Since I didn’t include context here, I should point out that Lessig is not arguing for the abolition of either real or “intellectual” property. He is arguing for the importance of a commons to creativity and innovation, as well as the dangers of a permission society where content controllers exert perfect control over uses of content.
posted by celebdu at 1:29 pm
I’ll start this blog out by posting something I actually wrote up a few days ago.
So I went ahead and joined the “I want national wireless Internet” Facebook group the other day. I had been sitting on it for a bit, but it seems like it could be turning into a real movement of sorts. I was hesitant to join because neither the group nor the linked MoveOn petition contain information about exactly what they’re asking. [ed: MoveOn has since posted a letter to the FCC with details and lots of important endorsements!] Anyways, the idea is good. And I think I know what the actual Save Our Spectrum movement is about, even if I’m unclear as to what the Facebook and MoveOn groups are about. It’s about applying the following rules to the major upcoming spectrum auction. (This is the auction for the spectrum that will be released when traditional analog TV goes off the air.)
- establish a service rule for broadband services operating in the 700 MHz band that protects the consumer’s right to use any equipment, content, application or service on a non-discriminatory basis without interference from the network provider.
- allow third-party access to spectrum owned by other companies.
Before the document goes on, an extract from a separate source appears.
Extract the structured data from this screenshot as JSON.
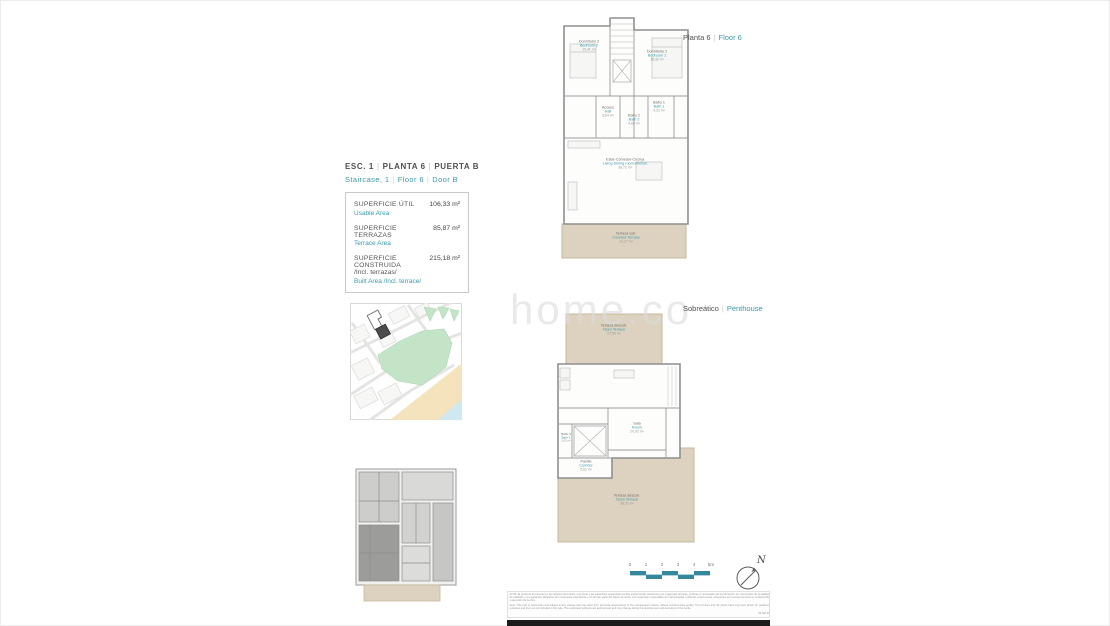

This “open access” plan to include wholesale access to networks would enable more competitors to offer services
- institute anonymous bidding in auctions to lessen the possibility of bid signalling and bid rigging that studies found to have taken place in prior auctions.
So I’m curious what any Libertarian readers have to say to this. You must admit that the current broadband market could hardly be considered a “free market”. It is built on government giveaways and government protection. I really hesitate to see a few large cell phone companies controlling all of the potential wireless broadband spectrum. (Sprint already controls most of it, iirc.) Of course I don’t think the government should be its own ISP either, because that’s just asking for trouble. I wouldn’t mind the government providing the spectrum if it is able to somehow apply a fair policy allowing companies access to it. (This would work great if open (shared) spectrum really works, which I don’t know enough about yet.) But anyways, since the government has already announced that they are auctioning off the PUBLIC spectrum, is it really too much to ask that they require the highest-bid purchasers to follow certain rules that protect the PUBLIC interest. If there are no regulations, Sprint & co. will simply sit on it (blocking competition) or add it to their proprietary 3G / 4G networks.
Tangentially, and more generally, what do Libertarians have to say about the current tradition of treating wireless spectrum, ideas and creativity (so-called “IP”) as property? What about when these could operate as a commons, thus allowing more freedom and individual autonomy? Got to go or I’d write more now.